Polymer brushes are attractive as surface coatings for a wide range of applications, from fundamental research to everyday life, and also play important roles in biological systems. How colloids (e.g., functional nanoparticles, proteins, viruses) bind and move across polymer brushes is an important yet under-studied problem. A mean-field theoretical approach is presented to analyze the binding and transport of colloids in planar polymer brushes. The theory explicitly considers the effect of solvent strength on brush conformation and of colloid-polymer affinity on colloid binding and transport. The position-dependent free energy of the colloid insertion into the polymer brush which controls the rate of colloid transport across the brush is derived. It is shown how the properties of the brush can be adjusted for brushes to be highly selective, effectively serving as tuneable gates with respect to colloid size and affinity to the brush-forming polymer.
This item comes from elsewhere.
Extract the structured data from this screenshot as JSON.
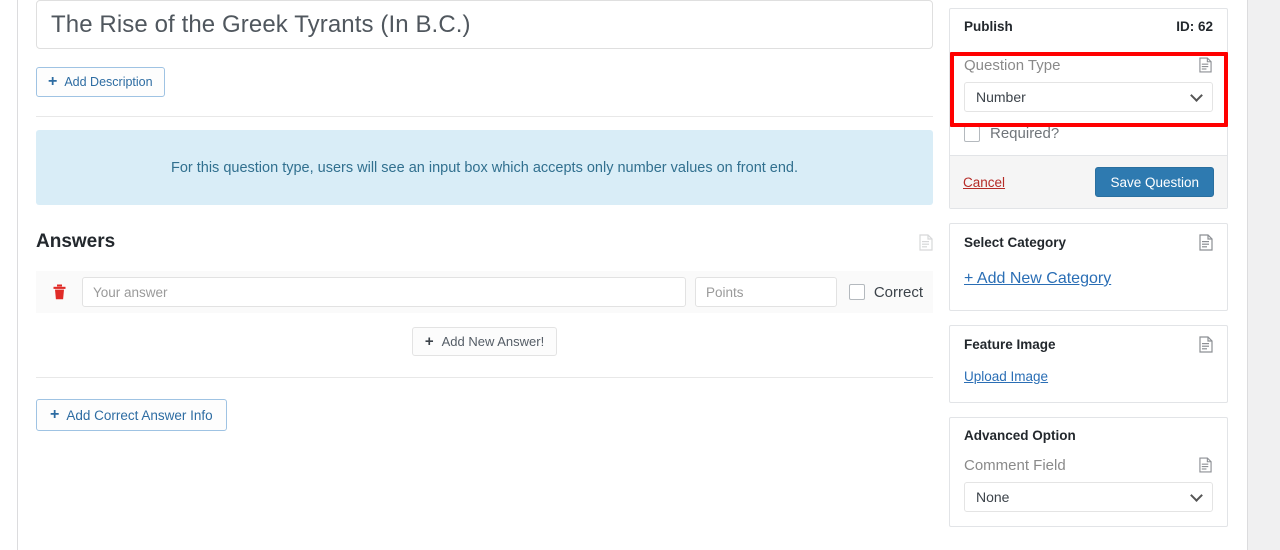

The most important parameter regime simultaneously allowing for high brush permeability and selectivity corresponds to a condition when the repulsive and attractive contributions to the colloid insertion free energy nearly cancel. This theory should be useful to design sensing and purification devices with enhanced selectivity and to better understand mechanisms underpinning the functions of biological polymer brushes.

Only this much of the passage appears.